Here is the Sommers saloon as it looked 2 months ago, then a month ago, and now.



Which is sad, and saving the stones is not true preservation. But it is puro San Antonio, because this is a place where preservation of something is the first thought, even if that is preservation by relocation or reconstitution. You can argue that those are not true preservation solutions, and you would be right. But in this city, landfill is never the first option. The plan is to have some of the best architects in town re-use the old limestone and caliche for a new development.

I continue to worry about the Hughes House, 312 W Courtland. We worked to save it and found two willing buyers a year ago. They did landmark it and get a zoning change for a wine bar, but vandals/obdachlos broke in last winter and now it is for sale again. In addition to its architectural beauty, it was the home of Russell Hughes, known as La Meri, whose dance was internationally known.

This is when 503 Urban Loop burned in February 2022 on the coldest night of the year. The building was a very famous brothel and then spent a century as Catholic institutions helping women and children in the impoverished Laredito district of San Antonio. We worked with Esperanza Peace and Justice Center and Westside Preservation Alliance to landmark it and were delayed again and again until it burned. Now, the purported developer of an 8-story building there is selling the site. The landmarking process is supposed to insure three things:
- Archaeological investigation of whole site
- Preservation of any items recovered at a local museum
- Permanent interpretation visible from the public ROW.
Will they do it? And who is they? The new owners or the ones when it was burning? Stay tuned!

To address the surfeit of accidentally burned buildings, the City Council yesterday expanded the Vacant Building program beyond historic districts and upped the fines to $500 a day. Now maybe those Austin developers will modify their tactics. But there is still a lot of charcoal in the landscape.

Much of the carnage happens in the area just north of downtown and west of the Pearl, including the Tobin Hill Historic District. Basically everything not in that district is a candidate for demolition. The latest attempt is an interesting ensemble of five Victorian buildings that feels like a little historic district. The trick is that only two are landmarked. Can you guess which?




If you guessed Numbers 1 and 3 you are right! But they really do look like a district. Let me show you the rear building that they also want to demolish.

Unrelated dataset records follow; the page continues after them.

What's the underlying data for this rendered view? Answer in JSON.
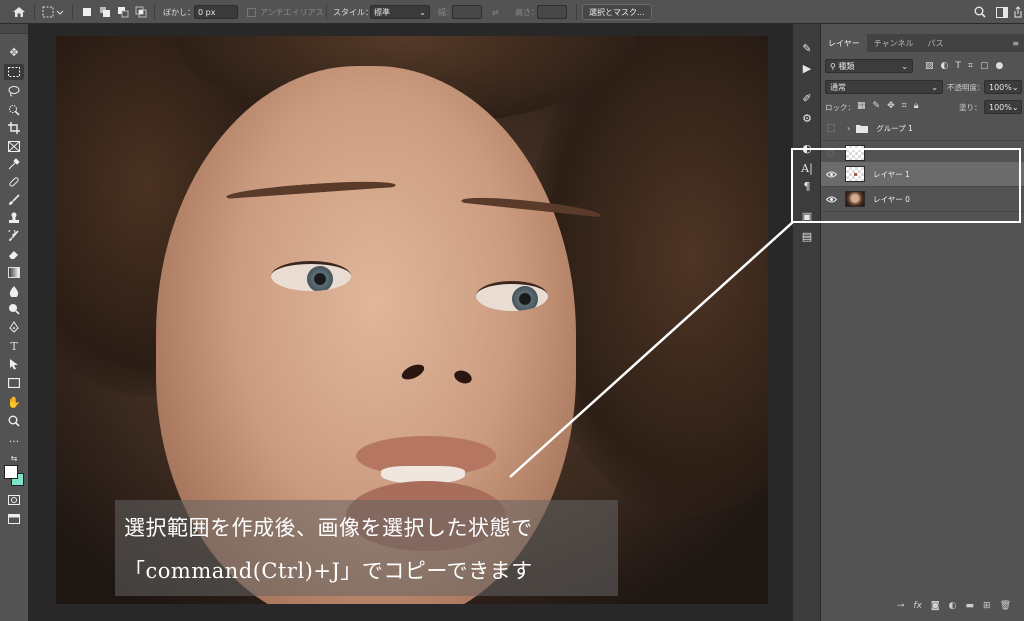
{
  "options_bar": {
    "feather_label": "ぼかし：",
    "feather_value": "0 px",
    "antialias_label": "アンチエイリアス",
    "style_label": "スタイル：",
    "style_value": "標準",
    "width_label": "幅：",
    "height_label": "高さ：",
    "select_mask_button": "選択とマスク..."
  },
  "caption": {
    "line1": "選択範囲を作成後、画像を選択した状態で",
    "line2": "「command(Ctrl)+J」でコピーできます"
  },
  "layers_panel": {
    "tabs": [
      "レイヤー",
      "チャンネル",
      "パス"
    ],
    "filter_label": "種類",
    "blend_mode": "通常",
    "opacity_label": "不透明度：",
    "opacity_value": "100%",
    "lock_label": "ロック：",
    "fill_label": "塗り：",
    "fill_value": "100%",
    "layers": [
      {
        "name": "グループ 1",
        "type": "group",
        "visible": false
      },
      {
        "name": "",
        "type": "shape",
        "visible": false
      },
      {
        "name": "レイヤー 1",
        "type": "pixel",
        "visible": true,
        "selected": true
      },
      {
        "name": "レイヤー 0",
        "type": "photo",
        "visible": true,
        "selected": false
      }
    ]
  },
  "icons": [
    "home-icon",
    "marquee-icon",
    "move-icon",
    "lasso-icon",
    "crop-icon",
    "eyedropper-icon",
    "brush-icon",
    "eraser-icon",
    "gradient-icon",
    "pen-icon",
    "type-icon",
    "hand-icon",
    "zoom-icon",
    "search-icon",
    "eye-icon",
    "lock-icon",
    "fx-icon",
    "trash-icon"
  ]
}
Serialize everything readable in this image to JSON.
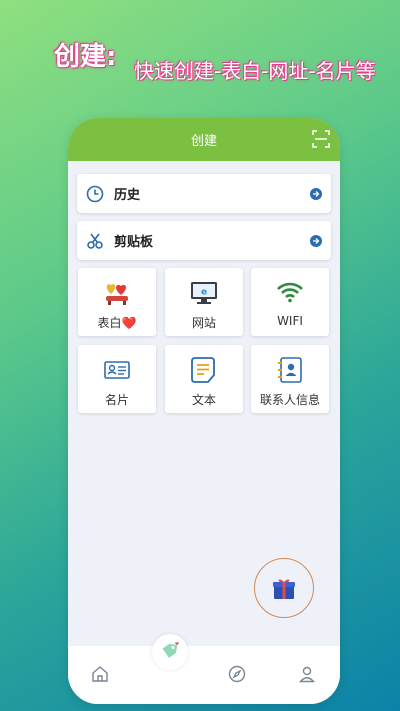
{
  "promo": {
    "title": "创建:",
    "subtitle": "快速创建-表白-网址-名片等"
  },
  "header": {
    "title": "创建",
    "scan_icon": "scan-icon"
  },
  "rows": [
    {
      "label": "历史",
      "icon": "clock-icon"
    },
    {
      "label": "剪贴板",
      "icon": "scissors-icon"
    }
  ],
  "tiles": [
    {
      "label": "表白❤️",
      "icon": "love-icon"
    },
    {
      "label": "网站",
      "icon": "website-icon"
    },
    {
      "label": "WIFI",
      "icon": "wifi-icon"
    },
    {
      "label": "名片",
      "icon": "business-card-icon"
    },
    {
      "label": "文本",
      "icon": "text-icon"
    },
    {
      "label": "联系人信息",
      "icon": "contact-icon"
    }
  ],
  "colors": {
    "header_green": "#7cc041",
    "accent_blue": "#2b6cb0",
    "promo_pink": "#e0408a"
  },
  "tabbar": {
    "items": [
      "home-icon",
      "tag-icon",
      "compass-icon",
      "user-icon"
    ]
  }
}
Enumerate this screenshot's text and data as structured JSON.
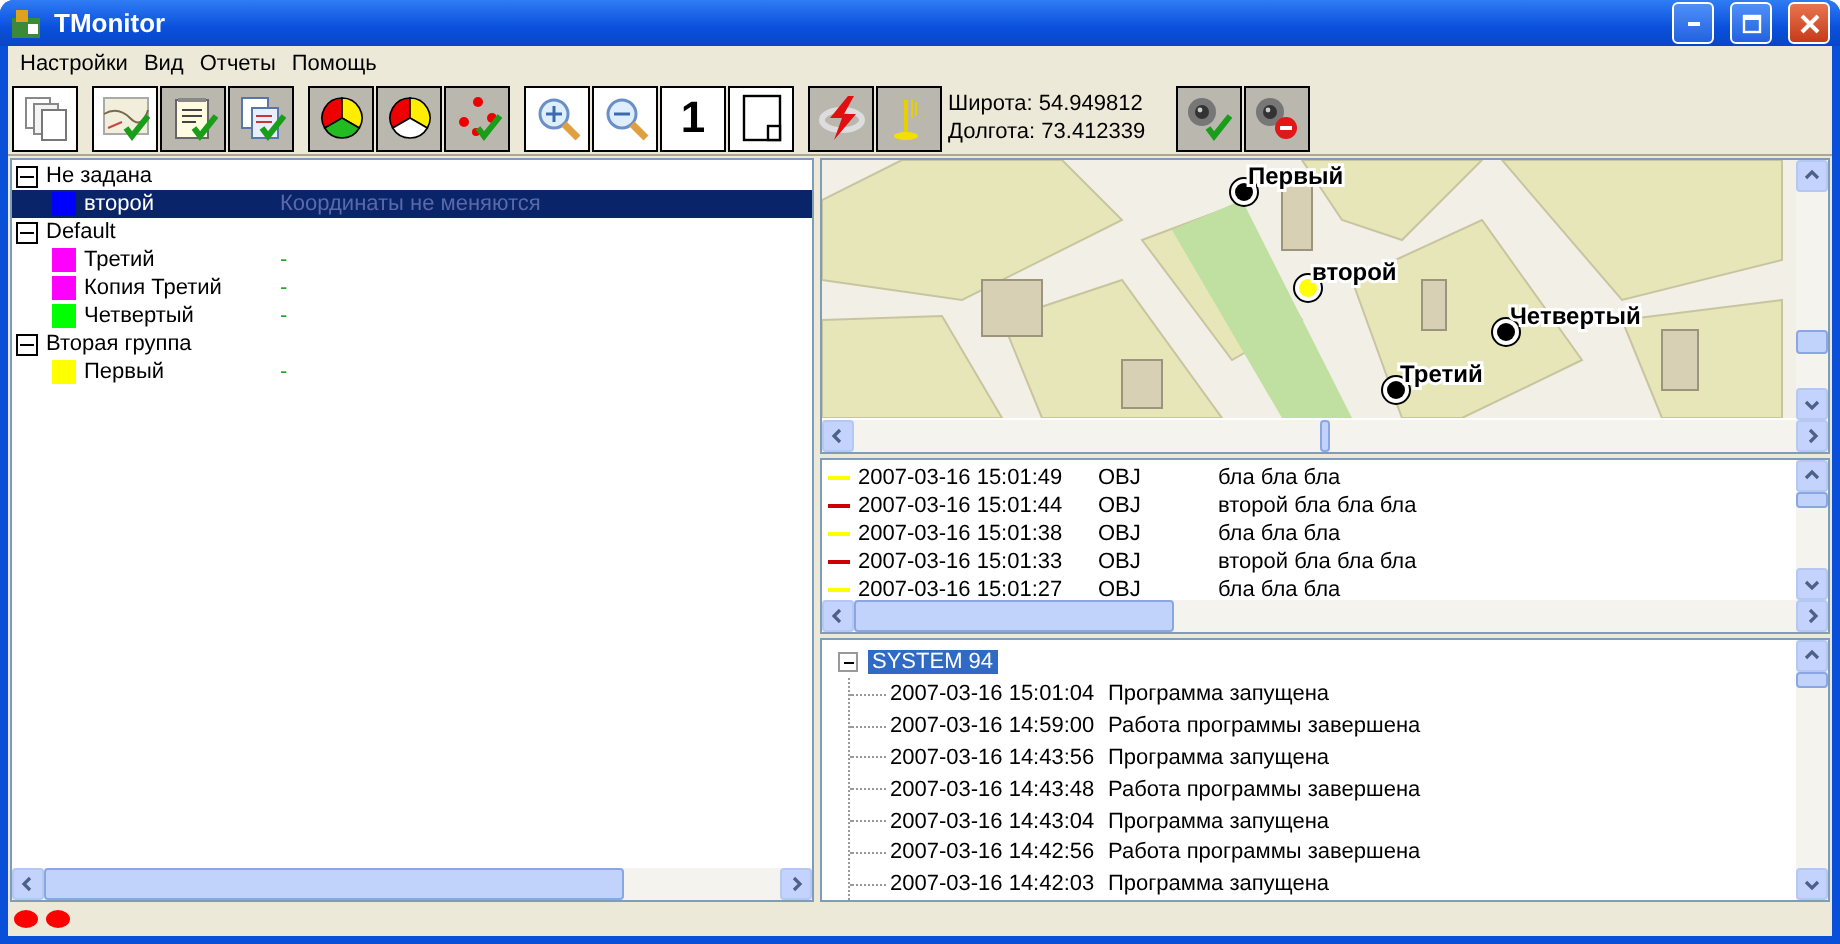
{
  "window": {
    "title": "TMonitor"
  },
  "menu": [
    "Настройки",
    "Вид",
    "Отчеты",
    "Помощь"
  ],
  "toolbar": [
    [
      {
        "kind": "copy",
        "pressed": false
      }
    ],
    [
      {
        "kind": "map-check",
        "pressed": false
      },
      {
        "kind": "notes-check",
        "pressed": true
      },
      {
        "kind": "docs-check",
        "pressed": true
      }
    ],
    [
      {
        "kind": "pie-green",
        "pressed": true
      },
      {
        "kind": "pie-white",
        "pressed": true
      },
      {
        "kind": "dots-check",
        "pressed": true
      }
    ],
    [
      {
        "kind": "zoom-in",
        "pressed": false
      },
      {
        "kind": "zoom-out",
        "pressed": false
      },
      {
        "kind": "number",
        "label": "1",
        "pressed": false
      },
      {
        "kind": "page",
        "pressed": false
      }
    ],
    [
      {
        "kind": "lightning",
        "pressed": true
      },
      {
        "kind": "antenna",
        "pressed": true
      },
      {
        "kind": "coords",
        "lines": [
          "Широта: 54.949812",
          "Долгота: 73.412339"
        ]
      }
    ],
    [
      {
        "kind": "camera-check",
        "pressed": true
      },
      {
        "kind": "camera-stop",
        "pressed": true
      }
    ]
  ],
  "objects_tree": [
    {
      "label": "Не задана",
      "expanded": true,
      "children": [
        {
          "label": "второй",
          "color": "#0000ff",
          "status": "Координаты не меняются",
          "selected": true
        }
      ]
    },
    {
      "label": "Default",
      "expanded": true,
      "children": [
        {
          "label": "Третий",
          "color": "#ff00ff",
          "status": "-",
          "selected": false
        },
        {
          "label": "Копия Третий",
          "color": "#ff00ff",
          "status": "-",
          "selected": false
        },
        {
          "label": "Четвертый",
          "color": "#00ff00",
          "status": "-",
          "selected": false
        }
      ]
    },
    {
      "label": "Вторая группа",
      "expanded": true,
      "children": [
        {
          "label": "Первый",
          "color": "#ffff00",
          "status": "-",
          "selected": false
        }
      ]
    }
  ],
  "map": {
    "markers": [
      {
        "label": "Первый",
        "color": "#000000"
      },
      {
        "label": "второй",
        "color": "#ffff00"
      },
      {
        "label": "Четвертый",
        "color": "#000000"
      },
      {
        "label": "Третий",
        "color": "#000000"
      }
    ]
  },
  "events": [
    {
      "color": "#ffff00",
      "time": "2007-03-16 15:01:49",
      "type": "OBJ",
      "text": "бла бла бла"
    },
    {
      "color": "#cc0000",
      "time": "2007-03-16 15:01:44",
      "type": "OBJ",
      "text": "второй бла бла бла"
    },
    {
      "color": "#ffff00",
      "time": "2007-03-16 15:01:38",
      "type": "OBJ",
      "text": "бла бла бла"
    },
    {
      "color": "#cc0000",
      "time": "2007-03-16 15:01:33",
      "type": "OBJ",
      "text": "второй бла бла бла"
    },
    {
      "color": "#ffff00",
      "time": "2007-03-16 15:01:27",
      "type": "OBJ",
      "text": "бла бла бла"
    }
  ],
  "log": {
    "label": "SYSTEM 94",
    "selected": true,
    "expanded": true,
    "children": [
      {
        "time": "2007-03-16 15:01:04",
        "message": "Программа запущена"
      },
      {
        "time": "2007-03-16 14:59:00",
        "message": "Работа программы завершена"
      },
      {
        "time": "2007-03-16 14:43:56",
        "message": "Программа запущена"
      },
      {
        "time": "2007-03-16 14:43:48",
        "message": "Работа программы завершена"
      },
      {
        "time": "2007-03-16 14:43:04",
        "message": "Программа запущена"
      },
      {
        "time": "2007-03-16 14:42:56",
        "message": "Работа программы завершена"
      },
      {
        "time": "2007-03-16 14:42:03",
        "message": "Программа запущена"
      }
    ]
  },
  "status_bar": {
    "indicators": [
      {
        "color": "#ff0000"
      },
      {
        "color": "#ff0000"
      }
    ]
  }
}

So this is another interesting development strategy. Pick off the buildings one by one, so that the context is diminished and you can start arguing that there is no “there” there.
I think the Folk Victorians at Number 1 (210 Lewis – not landmarked and slated for demolition!) and Number 2 (215 Poplar, landmarked) are pretty cool, and 225 Poplar (not landmarked) has that impressive double porch with Classical details. Again – stay tuned!
It will be a busy fall – November 1-3 we are having a World Heritage Symposium which will not only recall our status as one of only 25 World Heritage sites in the US, but also recall the UNESCO San Antonio Declaration of 1996, which was the Americas’ response to the Nara document on Authenticity in 1994. Together these statements led to the community- and culture-focused approach to heritage conservation that has characterized all the advances in our field in the 21st century. It is called Affirming Cultural Identity: World Heritage in the 21st century (nice title if I do say so myself).